Les Français estiment en effet que laisser des entreprises privées s’occuper des radars pourrait être la porte ouverte à tous les abus. « De toute façon, moi je vais contester juridiquement les PV émanant des sociétés privées. Je vais dire qu’ils ont traficoté le radar pour faire du chiffre », affirme un automobiliste en colère sur les réseaux sociaux. « Par ailleurs, un employé de cette société privée peut pister régulièrement un citoyen qu’il déteste pour lui faire sauter son permis de conduire. Vous vous rendez compte ? L’Etat va donner à une société le pouvoir de priver les gens de leurs permis de conduire et donc de leur travail, voire plus », ajoute-t-il alarmé.
Comme lui, de nombreux citoyens sont échaudés par les précédentes privatisations dans le domaine des transports. Le souvenir des mensonges du gouvernement lors de la privatisation des autoroutes est encore frais dans leur esprit. « Ne craignez rien », clamait le ministre des Finances de l’époque, Thierry Breton. « C’est l’Etat qui contrôlera et qui fixera les tarifs des péages », promettait-il. Dix ans plus tard, on ne peut que constater le mensonge. Ces dernières années, les tarifs ont augmenté de 2,2 % en moyenne, toujours au-dessus de l’inflation. Et le constat est similaire du côté des services de fourrière automobile, que de nombreuses municipalités et préfectures de police ont confiées à des prestataires privés.

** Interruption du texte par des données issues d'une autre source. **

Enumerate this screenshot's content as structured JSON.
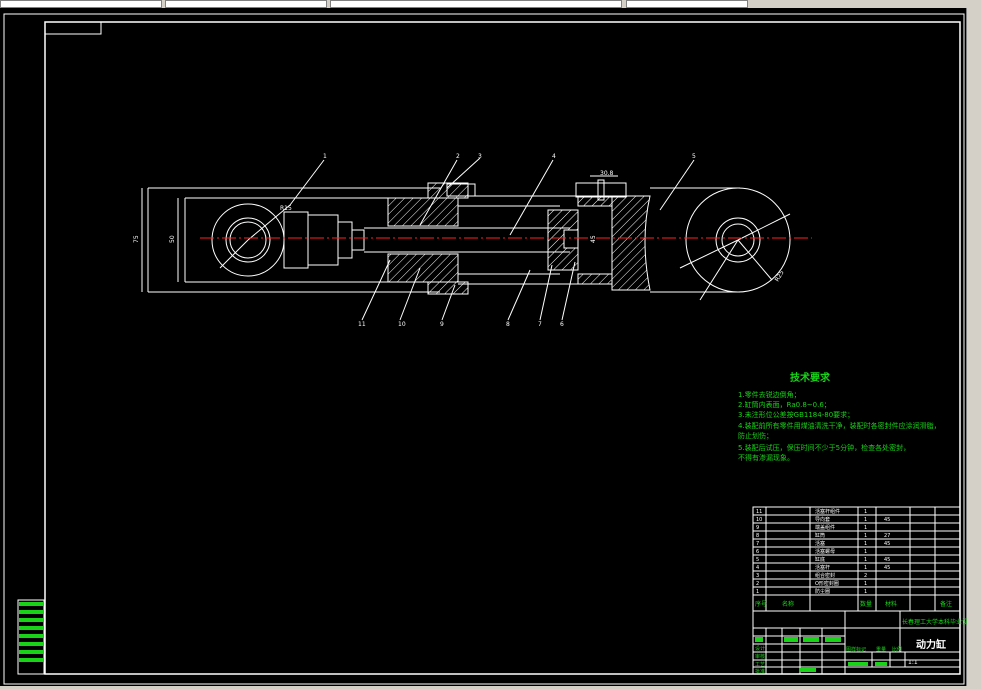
{
  "drawing": {
    "title_text": "动力缸",
    "scale": "1:1",
    "dimensions": {
      "cap_width": "30.8",
      "bore_left": "R15",
      "bore_right": "R25",
      "height_outer": "75",
      "height_inner": "50",
      "piston": "45"
    },
    "balloons": [
      "1",
      "2",
      "3",
      "4",
      "5",
      "6",
      "7",
      "8",
      "9",
      "10",
      "11"
    ],
    "tech_requirements": {
      "title": "技术要求",
      "lines": [
        "1.零件去锐边倒角；",
        "2.缸筒内表面，Ra0.8~0.6；",
        "3.未注形位公差按GB1184-80要求；",
        "4.装配前所有零件用煤油清洗干净，装配时各密封件应涂润滑脂，",
        "  防止划伤；",
        "5.装配后试压，保压时间不少于5分钟，检查各处密封，",
        "  不得有渗漏现象。"
      ]
    },
    "bom": {
      "rows": [
        {
          "no": "11",
          "name": "活塞杆组件",
          "qty": "1",
          "mat": ""
        },
        {
          "no": "10",
          "name": "导向套",
          "qty": "1",
          "mat": "45"
        },
        {
          "no": "9",
          "name": "端盖组件",
          "qty": "1",
          "mat": ""
        },
        {
          "no": "8",
          "name": "缸筒",
          "qty": "1",
          "mat": "27"
        },
        {
          "no": "7",
          "name": "活塞",
          "qty": "1",
          "mat": "45"
        },
        {
          "no": "6",
          "name": "活塞螺母",
          "qty": "1",
          "mat": ""
        },
        {
          "no": "5",
          "name": "缸底",
          "qty": "1",
          "mat": "45"
        },
        {
          "no": "4",
          "name": "活塞杆",
          "qty": "1",
          "mat": "45"
        },
        {
          "no": "3",
          "name": "组合密封",
          "qty": "2",
          "mat": ""
        },
        {
          "no": "2",
          "name": "O形密封圈",
          "qty": "1",
          "mat": ""
        },
        {
          "no": "1",
          "name": "防尘圈",
          "qty": "1",
          "mat": ""
        }
      ],
      "header": {
        "no": "序号",
        "name": "名称",
        "qty": "数量",
        "mat": "材料",
        "note": "备注"
      },
      "project": "长春理工大学本科毕业设计",
      "footer_labels": [
        "设计",
        "审核",
        "工艺",
        "批准"
      ],
      "sheet_labels": [
        "图样标记",
        "重量",
        "比例"
      ]
    }
  }
}
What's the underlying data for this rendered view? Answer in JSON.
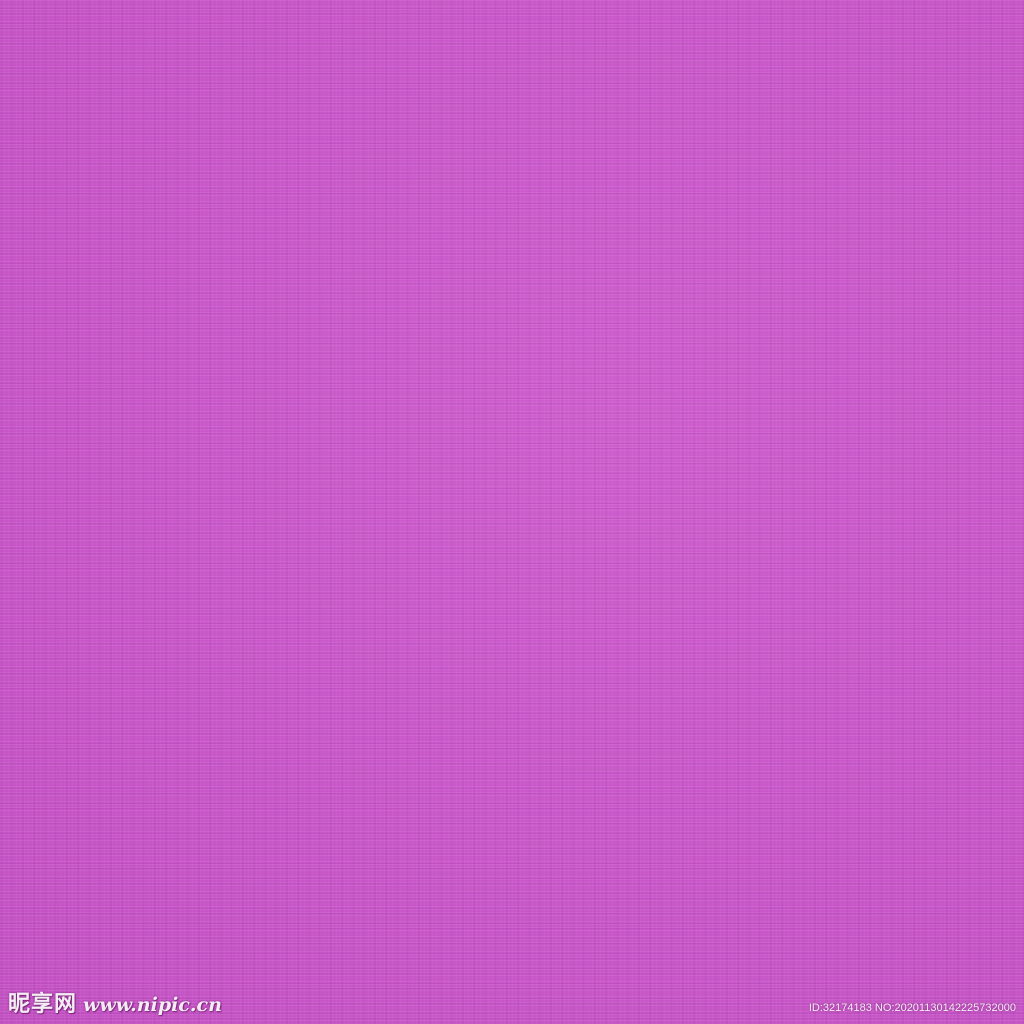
{
  "colors": {
    "fabric": "#cc55cc"
  },
  "watermark": {
    "logo_text": "昵享网",
    "url": "www.nipic.cn",
    "id_line": "ID:32174183 NO:20201130142225732000"
  }
}
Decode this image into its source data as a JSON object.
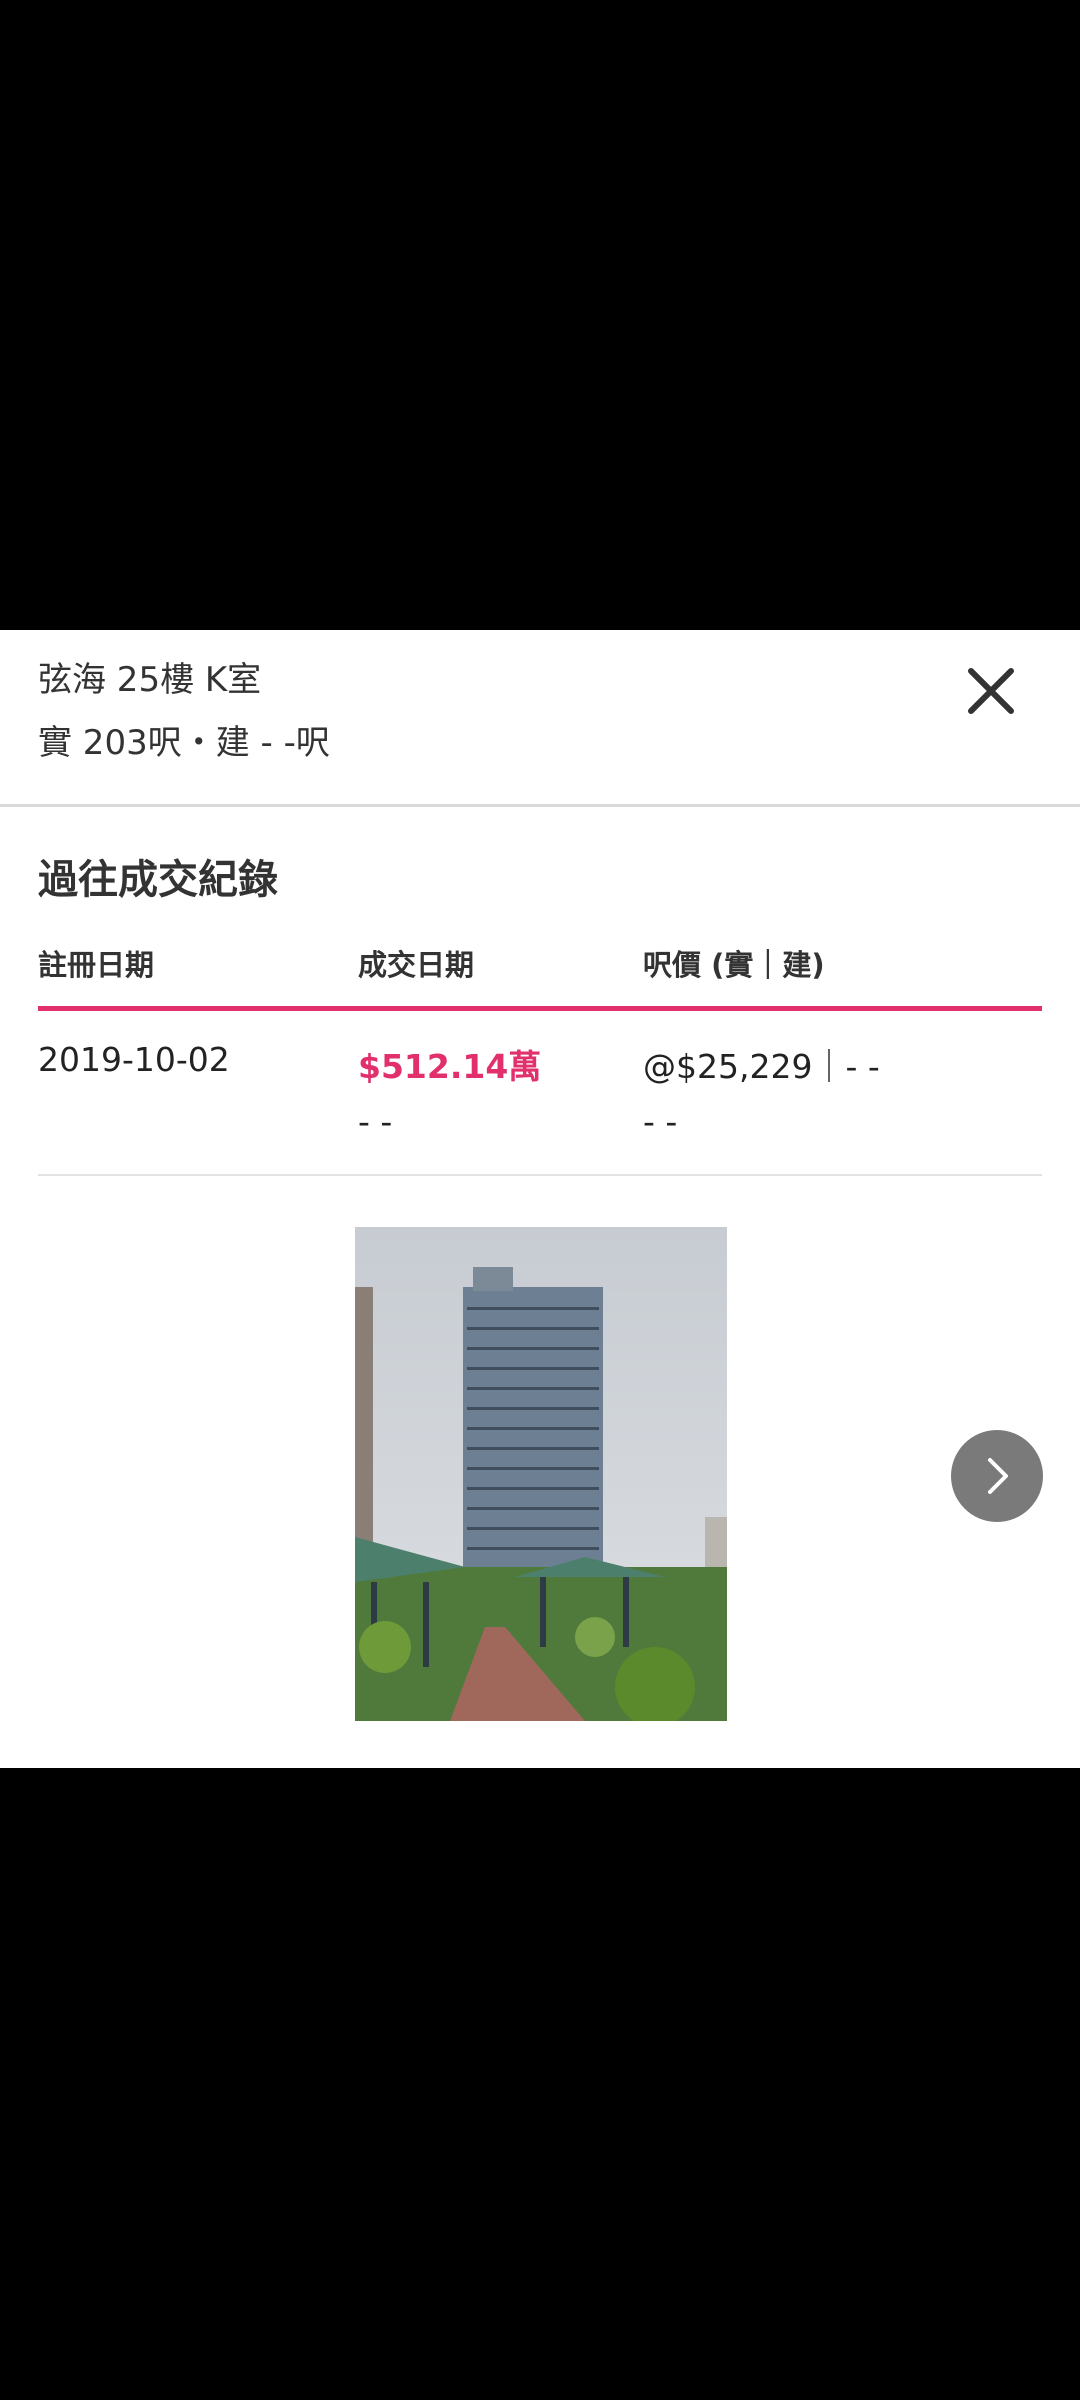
{
  "header": {
    "title": "弦海 25樓 K室",
    "subtitle": "實 203呎・建 - -呎"
  },
  "section": {
    "title": "過往成交紀錄"
  },
  "table": {
    "headers": [
      "註冊日期",
      "成交日期",
      "呎價 (實｜建)"
    ],
    "row": {
      "register_date": "2019-10-02",
      "price": "$512.14萬",
      "unit_price": "@$25,229｜- -",
      "deal_date": "- -",
      "build_price": "- -"
    }
  },
  "colors": {
    "accent": "#e1306c",
    "text": "#333333",
    "next_button": "#7a7a7a"
  },
  "icons": {
    "close": "close-icon",
    "next": "chevron-right-icon"
  }
}
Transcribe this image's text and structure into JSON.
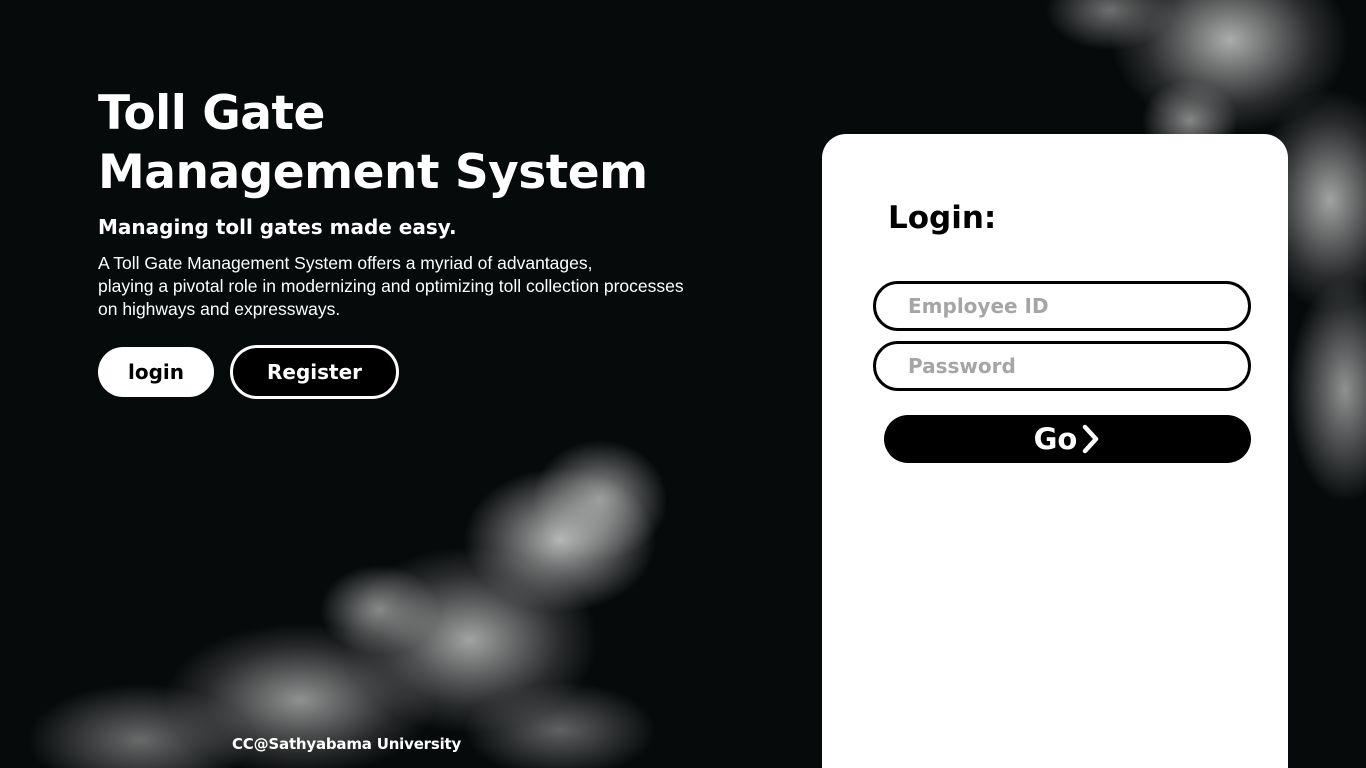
{
  "hero": {
    "title_line1": "Toll Gate",
    "title_line2": "Management System",
    "subtitle": "Managing toll gates made easy.",
    "description_line1": "A Toll Gate Management System offers a myriad of advantages,",
    "description_line2": "playing a pivotal role in modernizing and optimizing toll collection processes",
    "description_line3": "on highways and expressways.",
    "login_button": "login",
    "register_button": "Register"
  },
  "login_form": {
    "heading": "Login:",
    "employee_id_placeholder": "Employee ID",
    "employee_id_value": "",
    "password_placeholder": "Password",
    "password_value": "",
    "submit_label": "Go",
    "submit_icon": "chevron-right-icon"
  },
  "footer": {
    "credit": "CC@Sathyabama University"
  },
  "colors": {
    "background": "#070a0b",
    "card": "#ffffff",
    "accent": "#000000",
    "placeholder": "#a5a5a5"
  }
}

Comment donc faire confiance au gouvernement de Manuel Valls lorsque celui-ci affirme que l’« externalisation » (euphémisme pour « privatisation ») du pilotage des voitures équipées de radars embarqués ne va en aucun cas encourager une « course aux flashs » ? « La rémunération des prestataires privés ne devra avoir aucun lien avec le nombre d’infractions constatées et ces sociétés devront respecter un cahier des charges strict », affirme-t-on dans l’entourage du gouvernement.
Mais la vérité est que celui-ci s’est à plusieurs reprises montré incapable d’obliger les sociétés privées à respecter leurs engagements. Les autoroutes et fourrières ne sont que deux exemples parmi d’autres. Or, dans le cas des radars embarqués, on peut craindre que la privatisation ne contribue à créer petit à petit une sorte de police privée chargée de missions jusqu’ici confiées à des agents publics. Une mesure dangereuse et décidemment loin d’être de gauche.